Now I have to separately download and install the FULL VISA just to get this valuable tool. 


That makes installing a LabVIEW executable a multistep process as now I have to run two different installers. 


NI-MAX and the VISA test panel should ALWAYS BE included in any installer that includes the VISA runtime.

Currently LabVIEW only has support for Mandriva, RedHat and SUSE Linux.  What's even worse, only 32-bit versions of those are supported.  Today, 64-bit linux installations are on huge raise, and Ubuntu is getting more and more popular.  LabVIEW Linux support should be expanded to include Ubuntu, and 64-bit versions are needed.





I think it is very difficult to make a UI that runs on Windows and interacts with targets. Here are two suggestions to improve this:


1. We currently can't have \c\ format style in a file path control on windows.
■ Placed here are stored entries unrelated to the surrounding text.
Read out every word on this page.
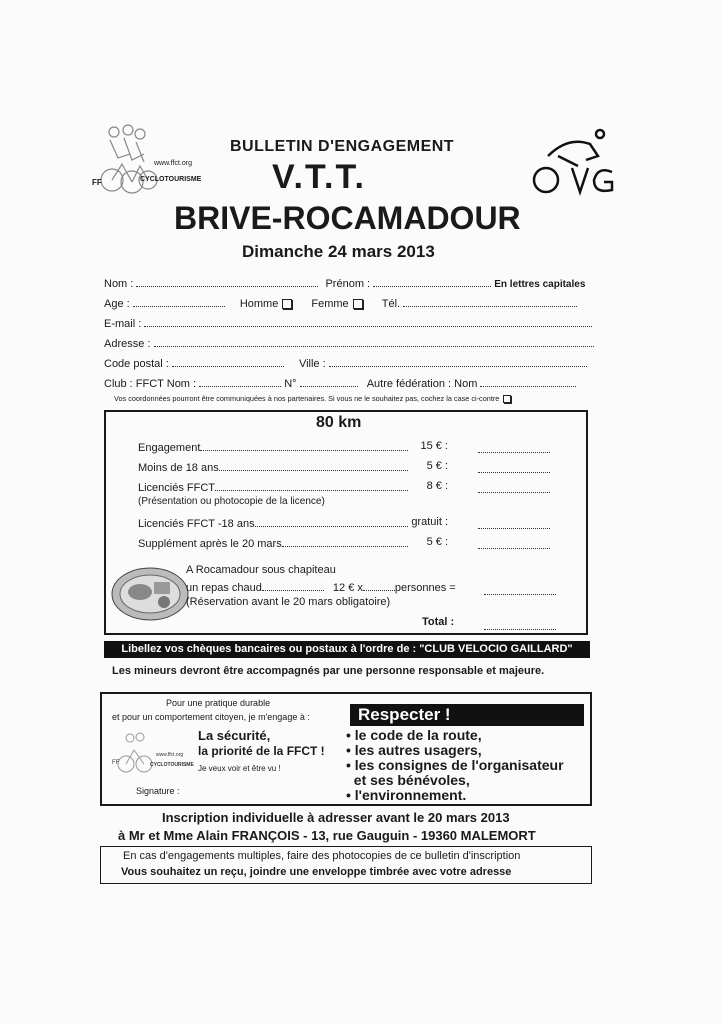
FF
www.ffct.org
CYCLOTOURISME
BULLETIN D'ENGAGEMENT
V.T.T.
BRIVE-ROCAMADOUR
Dimanche 24 mars 2013
Nom :	Prénom :	En lettres capitales
Age :	Homme	Femme	Tél.
E-mail :
Adresse :
Code postal :	Ville :
Club : FFCT Nom :	N°	Autre fédération : Nom
Vos coordonnées pourront être communiquées à nos partenaires. Si vous ne le souhaitez pas, cochez la case ci-contre
80 km
Engagement	15 € :
Moins de 18 ans	5 € :
Licenciés FFCT	8 € :
Licenciés FFCT -18 ans	gratuit :
Supplément après le 20 mars	5 € :
(Présentation ou photocopie de la licence)
A Rocamadour sous chapiteau
un repas chaud	12 € x	personnes =
(Réservation avant le 20 mars obligatoire)
Total :
Libellez vos chèques bancaires ou postaux à l'ordre de : "CLUB VELOCIO GAILLARD"
Les mineurs devront être accompagnés par une personne responsable et majeure.
Pour une pratique durable
et pour un comportement citoyen, je m'engage à :
FF
www.ffct.org
CYCLOTOURISME
La sécurité,
la priorité de la FFCT !
Je veux voir et être vu !
Signature :
Respecter !
• le code de la route,
• les autres usagers,
• les consignes de l'organisateur
et ses bénévoles,
• l'environnement.
Inscription individuelle à adresser avant le 20 mars 2013
à Mr et Mme Alain FRANÇOIS - 13, rue Gauguin - 19360 MALEMORT
En cas d'engagements multiples, faire des photocopies de ce bulletin d'inscription
Vous souhaitez un reçu, joindre une enveloppe timbrée avec votre adresse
It would be nice to allow user to specify the OS syntax to use instead of assuming it should always be the local sytax.

2. The icing on the cake would be to have the File Path Control support a property node for an IP Address so when the user clicks on the browse button, it automatically browses the target (this is already an idea mentioned in the link below) and uses the syntax of the target. This becomes especially useful as we start to have targets that may have an alternative way of browsing files besides FTP. It would be a pain to figure out which SW is installed on the target and use the correct method to enumerate files/folders.


These two features could be implemented by having an enum property node for the File Path Control called Syntax which include options like: Local, Various OSes (Windows, Linux, Mac, etc), or IP Address. If IP Address is specified, another property Node called IP Address will be used to determine what target's OS to use (if it's not specified or invalid, we default to Local).